PPE greatest threat to NZ’s covid-19 strategy
By Sir Ray Avery
Auckland - Over the past few weeks, the daily briefings by the Prime Minister Jacinda Ardern and Dr Ashley Bloomfield have reassured the New Zealand public that there are sufficient stocks of essential covid-19 personal protective equipment (PPE) available for frontline medical staff.
However, frontline staff in hospitals and aged care facilities across the country have claimed they had no PPE or were being asked not to use their PPE in case it was needed later.
There are clearly serious breaches of the New Health and Safety Act.
However finally, the government is listening to frontline medical staff and the New Zealand Auditor-General has been directed to conduct an independent review of the Ministry of Health's management of personal protective equipment (PPE) required for the covid-19 response.
This is a great win in support of the problems frontline nurses, doctors and caregivers face daily.
New Zealanders are making extraordinary sacrifices every day to try to bring the covid-19 pandemic under control, but this will be worth nothing unless we protect our frontline medical staff from becoming infected by covid-19, and in turn, infecting their patients.
There is no social distancing between healthcare workers and their patients and the difference between life and death for both parties may come down to the use of the right PPE.
To date, 130 front line health care workers are probable or confirmed covid-19 cases. Fifty percent of them were infected in the workplace and there is a very real probability that some of the covid-19 deaths were due to infections caused by frontline healthcare workers infecting their patients due to not wearing the correct PPE or defective PPE.
Over the past 30 years, I have on behalf of commercial medical device manufacturers, been sourcing PPE products and HEPA bacteriological filters from China.
What we have learnt is that it’s common for Chinese PPE suppliers to export a product under one licensed company's name but to source their products from second, third or fourth party factories.
Over the past six months, we have seen over 28,000 companies in China being re-purposed to make surgical masks. Many with little or no quality standards. The Netherlands, USA, Europe, Spain, Turkey, Hong Kong and India have all rejected PPE products sourced from China.
It is also common practice for finished product PPE manufacturers to self-certify compliance with so basically the certification is not worth the paper it is printed on.
Because of the evident lack of traceability and evident poor quality in the Chinese PPE industry, we recommend that all our clients conduct independent testing of every batch of the product supplied by Chinese PPE manufacturers.
Even with some of our most reliable Chinese suppliers, we have to reject some batches because they do not meet the required standards and are not fit for purpose.
The war on covid-19 will not be won in the streets and houses of New Zealand but in our hospitals and clinics.

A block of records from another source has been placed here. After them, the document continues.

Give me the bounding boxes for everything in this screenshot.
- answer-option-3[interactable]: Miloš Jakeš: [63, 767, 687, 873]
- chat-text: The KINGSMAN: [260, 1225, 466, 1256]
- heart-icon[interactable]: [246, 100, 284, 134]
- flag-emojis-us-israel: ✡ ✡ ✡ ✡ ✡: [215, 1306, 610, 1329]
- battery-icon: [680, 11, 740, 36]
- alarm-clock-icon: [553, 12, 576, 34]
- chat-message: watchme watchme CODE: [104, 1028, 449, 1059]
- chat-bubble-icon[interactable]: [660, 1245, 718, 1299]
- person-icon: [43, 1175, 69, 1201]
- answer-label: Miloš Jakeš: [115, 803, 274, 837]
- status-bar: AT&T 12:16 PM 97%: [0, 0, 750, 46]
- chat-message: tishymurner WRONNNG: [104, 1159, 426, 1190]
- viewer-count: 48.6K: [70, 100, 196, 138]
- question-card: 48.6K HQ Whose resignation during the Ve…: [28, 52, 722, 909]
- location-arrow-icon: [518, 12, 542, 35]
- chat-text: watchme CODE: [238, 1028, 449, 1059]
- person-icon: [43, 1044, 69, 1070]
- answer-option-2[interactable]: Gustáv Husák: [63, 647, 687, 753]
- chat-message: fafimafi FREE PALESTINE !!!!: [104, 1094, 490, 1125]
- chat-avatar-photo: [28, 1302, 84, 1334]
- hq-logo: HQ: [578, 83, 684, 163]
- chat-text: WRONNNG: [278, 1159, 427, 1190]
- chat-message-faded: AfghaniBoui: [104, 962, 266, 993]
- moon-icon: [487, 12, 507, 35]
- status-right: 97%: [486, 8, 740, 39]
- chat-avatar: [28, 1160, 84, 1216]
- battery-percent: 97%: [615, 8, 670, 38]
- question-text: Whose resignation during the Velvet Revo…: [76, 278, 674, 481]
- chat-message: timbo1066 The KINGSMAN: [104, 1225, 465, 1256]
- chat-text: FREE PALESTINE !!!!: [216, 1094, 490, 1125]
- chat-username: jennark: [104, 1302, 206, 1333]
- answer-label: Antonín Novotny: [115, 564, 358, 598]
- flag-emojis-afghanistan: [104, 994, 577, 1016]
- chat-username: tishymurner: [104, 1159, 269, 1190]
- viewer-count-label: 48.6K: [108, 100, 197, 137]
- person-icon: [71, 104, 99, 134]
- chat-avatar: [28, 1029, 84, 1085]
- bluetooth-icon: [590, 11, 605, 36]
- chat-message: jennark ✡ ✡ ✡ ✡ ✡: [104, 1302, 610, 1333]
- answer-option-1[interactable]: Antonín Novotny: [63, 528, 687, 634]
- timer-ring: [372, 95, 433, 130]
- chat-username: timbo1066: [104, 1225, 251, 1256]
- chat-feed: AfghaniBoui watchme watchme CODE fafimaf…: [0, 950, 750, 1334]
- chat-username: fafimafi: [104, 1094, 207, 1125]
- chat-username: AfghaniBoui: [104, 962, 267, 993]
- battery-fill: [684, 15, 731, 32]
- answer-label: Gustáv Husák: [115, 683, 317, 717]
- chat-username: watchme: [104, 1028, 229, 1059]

Due to the lack of expenditure in our healthcare system, we have the second-highest rate of hospital acquired infections in the developed world. Put simply, our hospitals have high rates of infectious bacteria and are not fit for purpose as biocontainment facilities for COVID-19 patients.
The good news is that what we learnt from hospitals in Wuhan, China, is that while hospital wards may be contaminated with COVID-19 viruses if medical staff wear the correct PPE, then they do not get infected by the virus and add to the patient infection stream.
I would ask all New Zealanders on Anzac Day to acknowledge the efforts of our frontline nurses, doctors and healthcare workers and make sure they hold the government to account to provide the correct, safe PPE so they can do what they do best.